Look at the 3 × 4 array:
- 3 rows.
- 4 dots in each row.
- 12 dots in total.
And that's exactly 3 × 4 = 12.
Why arrays are useful
The array shows you multiplication two ways at once:
- If you look at the rows: you have 3 rows with 4 dots each → 3 × 4.
- If you look at the columns: you have 4 columns with 3 dots each → 4 × 3.
Both views show the same 12 dots.
The biggest discovery: the order doesn't matter
From the array you can see immediately:
3 × 4 = 4 × 3 (both equal 12)
That means: when you multiply, it doesn't matter which number comes first. This rule always holds.
What does that give you? You practise fewer problems.

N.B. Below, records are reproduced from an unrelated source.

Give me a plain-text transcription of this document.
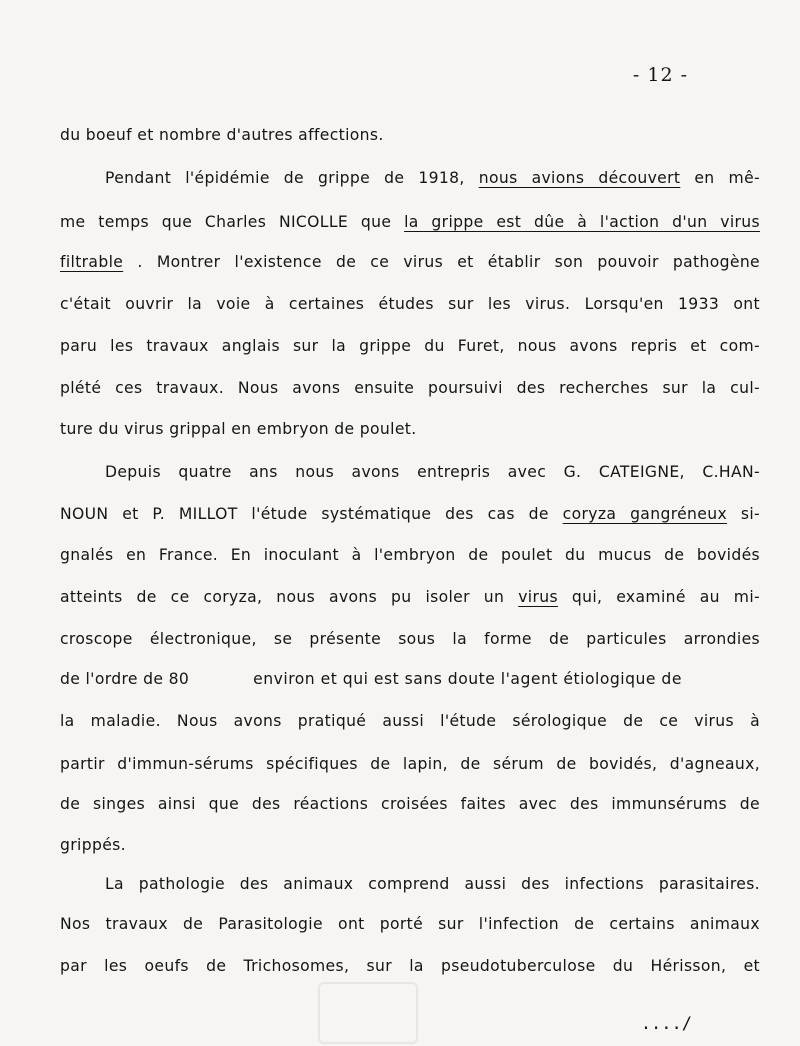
- 12 -
du boeuf et nombre d'autres affections.
Pendant l'épidémie de grippe de 1918, nous avions découvert en mê-
me temps que Charles NICOLLE que la grippe est dûe à l'action d'un virus
filtrable . Montrer l'existence de ce virus et établir son pouvoir pathogène
c'était ouvrir la voie à certaines études sur les virus. Lorsqu'en 1933 ont
paru les travaux anglais sur la grippe du Furet, nous avons repris et com-
plété ces travaux. Nous avons ensuite poursuivi des recherches sur la cul-
ture du virus grippal en embryon de poulet.
Depuis quatre ans nous avons entrepris avec G. CATEIGNE, C.HAN-
NOUN et P. MILLOT l'étude systématique des cas de coryza gangréneux si-
gnalés en France. En inoculant à l'embryon de poulet du mucus de bovidés
atteints de ce coryza, nous avons pu isoler un virus qui, examiné au mi-
croscope électronique, se présente sous la forme de particules arrondies
de l'ordre de 80	environ et qui est sans doute l'agent étiologique de
la maladie. Nous avons pratiqué aussi l'étude sérologique de ce virus à
partir d'immun-sérums spécifiques de lapin, de sérum de bovidés, d'agneaux,
de singes ainsi que des réactions croisées faites avec des immunsérums de
grippés.
La pathologie des animaux comprend aussi des infections parasitaires.
Nos travaux de Parasitologie ont porté sur l'infection de certains animaux
par les oeufs de Trichosomes, sur la pseudotuberculose du Hérisson, et
..../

One half is enough — you get the other half for free.
- 2 × 5 and 5 × 2 are the same: 10.
- 3 × 7 and 7 × 3 are the same: 21.
- 4 × 6 and 6 × 4 are the same: 24.
Arrays are everywhere
They hide in everyday things:
- A chocolate bar — say 4 rows and 6 columns of squares. 4 × 6 = 24 in total.
- Eggs in a carton — 2 rows of 5 = 10 eggs.
- Chairs in a classroom — rows × seats per row.
When you see a rectangular pattern, it's worth pausing to ask: how many rows, how many in each?
Summary
- An array is a rectangle of dots with the same number in every row.
- It shows multiplication two ways at once (rows and columns).
- 3 × 4 = 4 × 3 — the order doesn't matter in multiplication.
- Arrays hide in chocolate bars, egg cartons, rows of chairs.